Give Me You...
“Give me You. Everything else can wait. Give me You, I hope I’m not too late. Lord, give me You.”
So I am on fall break from school and I thought “YES! This will be a great time to reconnect with God. Have that wonderful Angel and Jesus quiet time.” I asked God to show me the errors in my heart and to shape my heart to look like His. I asked Him that He would show my heart to me and pluck away the areas of my heart that are not pleasing to Him. Ask and you shall receive….I came upon this song by Shana Wilson called Give me You and when I first heard it, I thought woah…just listening to the lyrics was like wow. I loved the song and I listened to it a few times earlier today singing along and reciting the lyrics. Then tonight I made a late night run to Wal-Mart and when I pulled back into the parking lot of my apartment I sat in my car and listened to this song one last time before calling it a night…or so I thought.

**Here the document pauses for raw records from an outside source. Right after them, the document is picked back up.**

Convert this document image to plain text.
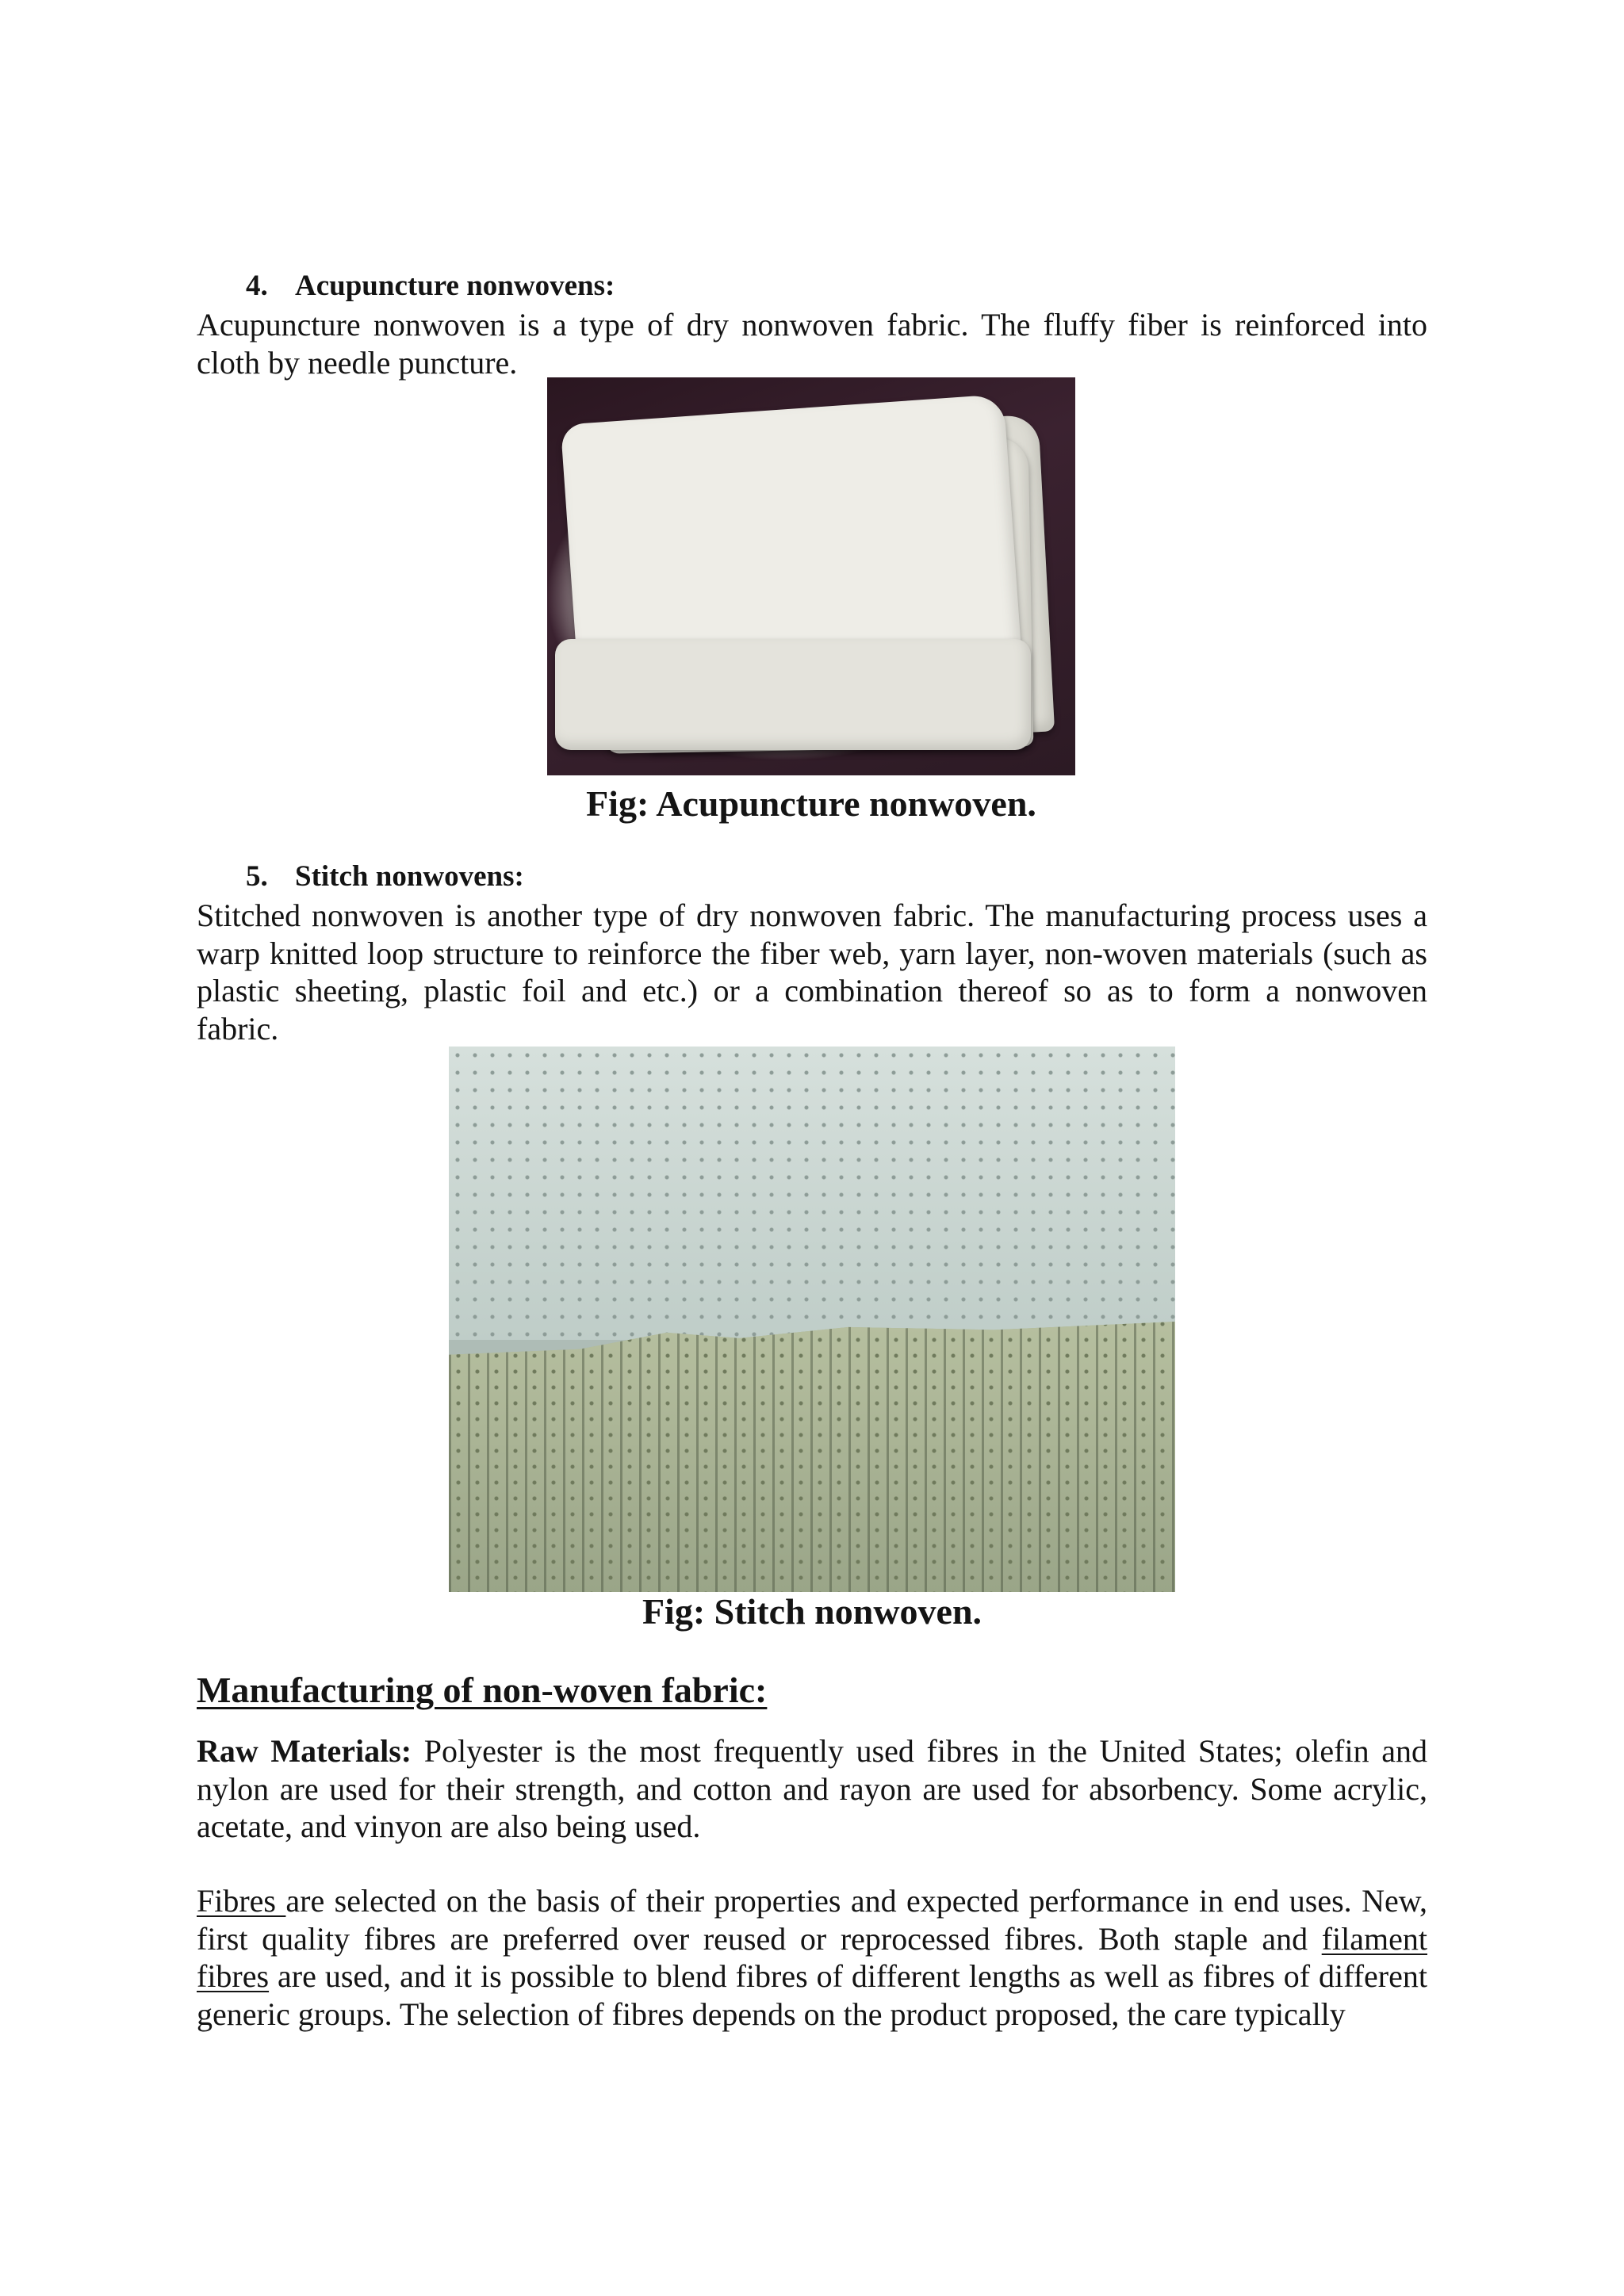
4. Acupuncture nonwovens:
Acupuncture nonwoven is a type of dry nonwoven fabric. The fluffy fiber is reinforced into
cloth by needle puncture.
Fig: Acupuncture nonwoven.
5. Stitch nonwovens:
Stitched nonwoven is another type of dry nonwoven fabric. The manufacturing process uses a warp knitted loop structure to reinforce the fiber web, yarn layer, non-woven materials (such as plastic sheeting, plastic foil and etc.) or a combination thereof so as to form a nonwoven
fabric.
Fig: Stitch nonwoven.
Manufacturing of non-woven fabric:
Raw Materials: Polyester is the most frequently used fibres in the United States; olefin and nylon are used for their strength, and cotton and rayon are used for absorbency. Some acrylic,
acetate, and vinyon are also being used.
Fibres are selected on the basis of their properties and expected performance in end uses. New, first quality fibres are preferred over reused or reprocessed fibres. Both staple and filament fibres are used, and it is possible to blend fibres of different lengths as well as fibres of different
generic groups. The selection of fibres depends on the product proposed, the care typically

The first seven words completely wrecked me this time. “Give me You, everything else can wait.” I began to feel completely broken because it became so clear to me that my attitude was not of the first seven words in this song. “Everything else can wait” means the husband that I desire, the schoolwork that I’ve constantly put before God, the desire for a new job, new friendships, relationships, whatever it may be. None of that matters. Everything else can wait. God revealed to me that my focus was not on Him anymore as my main priority. Another song that is on this cd I made is clear the stage by Jimmy Needham where he states “Anything I put before my God is an idol…” I had created idols in my life that I had no idea about. God reminded me of a time in my life where I was going through this period of wanting to be married and it was on my mind way too much. He reminded me of the day when I was on my knees crying out to Him and the very words I said was “I don’t care if I ever get married God, I just want You.”
I was at a place of being so desperate to have a relationship with God that nothing else mattered. Everything else literally could have waited. I didn’t care about anything else, I just wanted God. I was far from being at the place that I wanted to be at that time in Christ but I was really determined to get there. God showed me that although I've grown in my walk with Christ, that my heart is so far from that place of desperation now. I’ve become so focused on trying to finish my master’s, faking contentment in not being married when everyone else around me is doing so, wanting to do something that I love, wanting to do all these things even though I have God in mind concerning these areas, He showed me that my attention and focus had gotten off of Him and to these “things” that mean absolutely nothing. It's amazing how we can center things around God but we don't make Him the center of it all...crazy right?
I found myself wondering when and how did I get to this place?!? What God showed me is, Angel don’t dwell on that part but figure out what you need to do to get back to ME! How great is our God that when we are in the wrong, He loves us and just wants us to get back to being focused on Him. He doesn’t throw it in my face or keep reminding me of it but instead He pretty much says okay, Angel do you see your error? Yes? Good get up and let’s go forward. I’m so grateful for the times of conviction where God reveals my heart to me. The good, the bad, and the ugly…He will do His part but we also must do our part. Above all else we must put God first. Matthew 6:33 says to “Seek the Kingdom of God above all else, and live righteously, and He will give you everything you need” (NLT). There is no need for us to be concerned with the things that we desire because God knows our heart; He knows what we want and need but our focus must be on Him always and everything else can wait.
God wants our hearts and all of it. I share my truth because I know that I am not perfect and by sharing it holds me accountable. I know that I will make mistakes but I also know that I serve a perfect God who will help me when I’m broken and who can shape me and mold me into His image. When we sin, don’t wallow in it; don’t just stay and throw pity parties for ourselves or even worst just continue to stay in our sin once it has been acknowledged. My favorite quote is “Nothing you confess can make Me love you less. Love, Jesus.” Pour out your heart to Him. Sincerely repent for your sin. Make God not just your number One but your only One. He wants all areas of us and He wants us to be fully committed to Him. He loves us and He wants the best for us. God I’m sorry and I love you Lord for being a faithful and just God who will forgive me when I repent to You. “Give me You, everything else must wait.”